The Best Four Needlepoint Stitches for a Hill or Mountain
Stitching a mountain, whether steep or just a hill, is a matter of slope – It reminds me of the movie with Hugh Grant “The man who went up a hill & down a mountain.” Not to ruin the movie for any Hugh Grant fans, but the town's “mountain” was just not high enough to qualify for the title, so the locals did some landscaping, and voila!
Slope of the mountain is just as important for needlepoint. The stitch can make an area look flat, sloped or down right steep. Just eye ball the mountain you want to stitch. Use your hand or a straight edge to tell the slope. Is it just a small hill, or is it a steep mountain.
"Misty Mountain" by JulieMar & Friends is a little landscape (5 x 5) that shows several stitches to use on slopes. But which stitch is the best for the mountain slope on your design?

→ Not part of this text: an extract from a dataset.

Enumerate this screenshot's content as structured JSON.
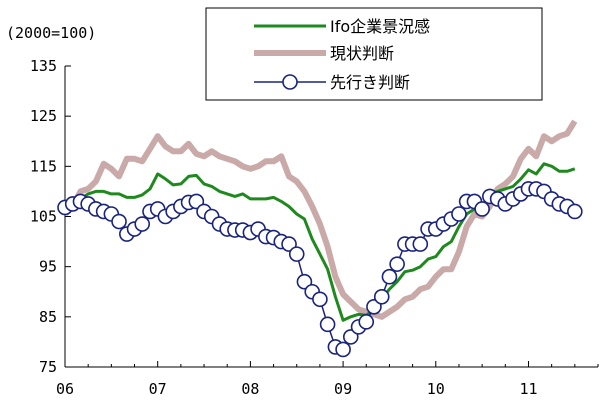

Here are 4 stitches you can use on different slopes. Pick the one that best suits your canvas.
Lets start with "Lavender Fields" by Maggie, Co. The purple sloping hills in the background are perfect for a Bargello stitch. Use one that goes up and down gradually.
What do you do with a slightly steeper hill. Or if you have 2 hills back to back. "Amalfi Coast" by Laurie Ludwin is the perfect example.
Try different stitches for the 2 hills. The best stitch for the dark green hill in the background is the Diagonal Cashmere. It's a bit steeper. The Diagonal Cashmere stitch also was used by Julie in the "Misty Mountain" canvas above (middle mountain).
Use the Diagonal Scotch needlepoint stitch for the lighter green in the foreground. The slope is just a bit flatter.
Finally, you have a true mountain. It's steep and rocky. The mountains in Louise Marion's "Mountain Lake" design do not need any additional landscaping to qualify as "mountains".
The Diagonal Roumanian needlepoint stitch is the best for these mountains. You can go in either direction with this stitch. Just follow the mountain slope. And, you can change the colors as you progress from the blue/purple mountains to the snow. Just keep the entire stitch in the same color: the long diagonal line and the short crossing stitch. This stitch also was used by Julie in "Misty Mountain" above (top mountain range).
So, check out your mountain slope and decide which stitch is best for you.